The left side of the neck proved to be the hardest area.  My original attempt had resulted in a very purple skin finish.  Also the hollow areas were much too stark and continued too far up the neck to the head.  I had a very big inverted V on the side of his neck.  This got repainted at least half a dozen times as I just couldn’t get the colour where I wanted it.  Always too purple or too brown, loosing all the orange tones.    In the end I found using VMC Dark Sea blue instead of VMA Armour brown as the shade colour seemed to work.  I think I’m almost there now.



Under the scar area on the left side of the head I put some normal flesh colour at the base of the neck.  This helped define the area and stopped the shading in the hollows of the neck from continuing all the way up the head to the scar area.  The scars were worked on and I added some more dark red/purple shadows next to the flesh lines to make them pop a bit more.

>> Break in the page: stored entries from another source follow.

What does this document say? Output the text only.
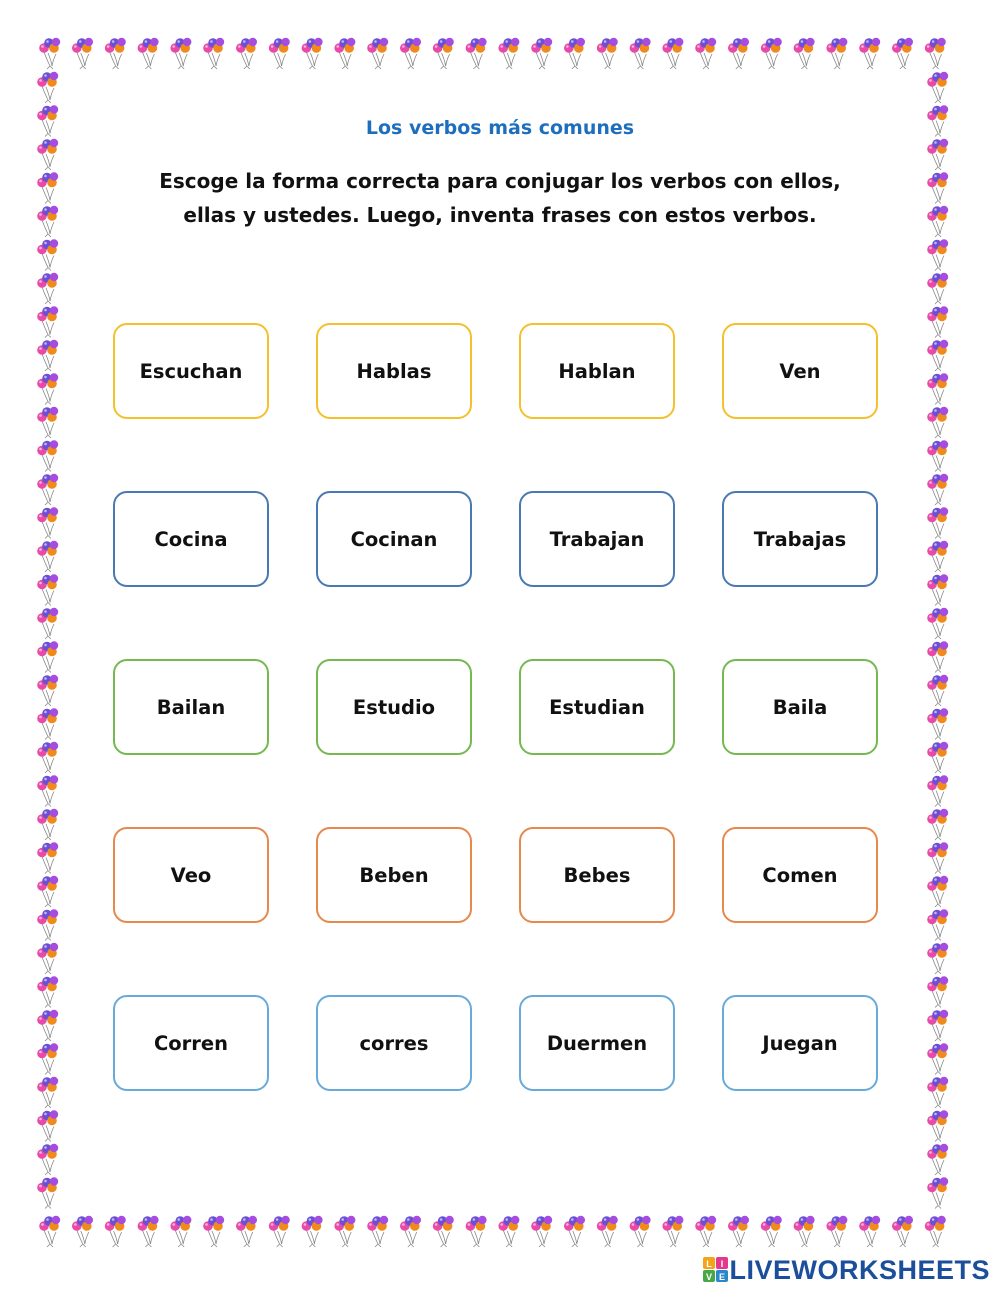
Los verbos más comunes
Escoge la forma correcta para conjugar los verbos con ellos, ellas y ustedes. Luego, inventa frases con estos verbos.
Escuchan	Hablas	Hablan	Ven
Cocina	Cocinan	Trabajan	Trabajas
Bailan	Estudio	Estudian	Baila
Veo	Beben	Bebes	Comen
Corren	corres	Duermen	Juegan
L I
V E LIVEWORKSHEETS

The wife mentioned that the hair stubble didn’t look different enough from the flesh.  So I took the contrast a bit further.  I used very small dots of colour (both the shadow and highlight) over the stubble area and then with a wet brush sumped the dots out much like you would with oil paints.  You have to be quick as the small dots dry very fast.  I used the same technique on the beard.  I probably should have used the flow medium I have to help out there on second thoughts.  The main hair got some more highlights.

Lastly I glued the figure into the base before the final finish up tasks.

This week more touch up work and trying not to ruin things by over fiddling them.